A gaveta estava vazia.
A caixa de joias havia sumido.
A cópia da escritura do imóvel havia desaparecido.
Voltei para a sala.
Dalva estava de braços cruzados.
“Já terminou de olhar? Nem pense em dizer que pegamos suas coisas. Quem ia querer aquele monte de tralha?”
Luma, sentada à mesa de jantar, riu baixinho.
“Algumas pessoas só querem dar calote.”
Marta apressou-se a dizer:
“Srta. Elara, não use palavras tão duras. A família do Sr. Beto instalou-se conforme o contrato.”
Arthur finalmente abriu a boca.
“Elara, não chame a polícia. Se você fizer isso agora, arruinará o casamento de nossas duas famílias.”
Olhei para ele.
“Quem arruinou o casamento, você sabe muito bem.”
Beto deu um tapinha no contrato.
“Ou você assina o termo aditivo hoje, ou me indeniza pelos prejuízos. Além disso, você diz que as coisas sumiram, onde estão as provas?”
Dalva juntou-se a ele, pressionando-me.
“Se não consegue provar, não difame as pessoas. Nossa família é limpa e honesta.”
A sala ficou tão silenciosa que só se sentia o cheiro da comida sendo refogada.
Todos olhavam para mim.
Baixei a cabeça e abri a tela de discagem do celular.
Meu dedo pairou sobre o botão de emergência.
Antes que eu pressionasse, Arthur aproximou-se e bloqueou a tela do meu celular.
“Elara, dou-lhe uma última chance.”
Sua voz não era alta.
Mas era o suficiente para que todos na sala ouvissem.
“Guarde o celular, assine o papel, e trataremos o ocorrido hoje como um mal-entendido.”
Ergui os olhos.
“Um mal-entendido?”
Ele puxou a gola da camisa.
“Você não estava em casa, e a família do Sr. Beto ajudou a cuidar do imóvel. Agora você chega e logo chama as pessoas de ladras, acha isso adequado?”
Dalva respondeu imediatamente.
“Exatamente. Ventilamos sua casa, limpamos tudo e até cuidamos das suas plantas. Você nem agradece e ainda quer chamar a polícia.”
Olhei para a varanda.
As folhas daquela roseira estavam espalhadas pelo chão, e havia água estagnada sob o vaso.
A limpeza que ela mencionava era, na verdade, amontoar minhas coisas dentro do depósito.
A ajuda que ela citava era usar o pijama que minha mãe me comprou enquanto cozinhava na minha cozinha.
Beto pegou o contrato sobre a mesa de centro.
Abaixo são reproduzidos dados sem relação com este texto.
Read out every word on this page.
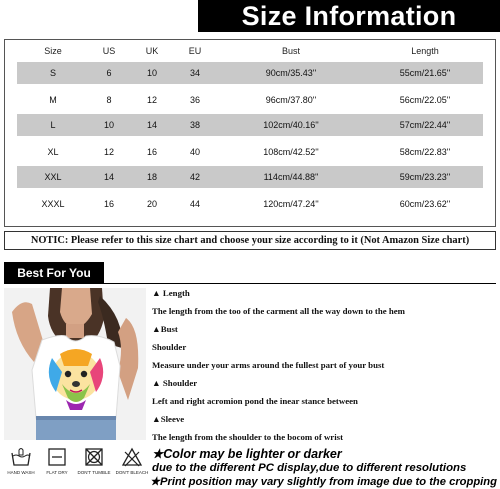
Size Information
Size	US	UK	EU	Bust	Length
S	6	10	34	90cm/35.43''	55cm/21.65''
M	8	12	36	96cm/37.80''	56cm/22.05''
L	10	14	38	102cm/40.16''	57cm/22.44''
XL	12	16	40	108cm/42.52''	58cm/22.83''
XXL	14	18	42	114cm/44.88''	59cm/23.23''
XXXL	16	20	44	120cm/47.24''	60cm/23.62''
NOTIC: Please refer to this size chart and choose your size according to it (Not Amazon Size chart)
Best For You
HAND WASH	FLAT DRY	DON'T TUMBLE DON'T BLEACH
▲ Length
The length from the too of the carment all the way down to the hem
▲Bust
Shoulder
Measure under your arms around the fullest part of your bust
▲ Shoulder
Left and right acromion pond the inear stance between
▲Sleeve
The length from the shoulder to the bocom of wrist
★Color may be lighter or darker
due to the different PC display,due to different resolutions
★Print position may vary slightly from image due to the cropping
“Srta. Elara, adultos usam provas. O contrato tem sua assinatura e a compensação tem uma testemunha.”
Perguntei:
“Quem é a testemunha?”
Marta pigarreou.
“Na época, o Sr. Arthur comentou sobre isso na administração.”
“Você viu com seus próprios olhos eu assinando?”
Marta desviou o olhar.
“A administração não é cartório, apenas cuidamos do registro.”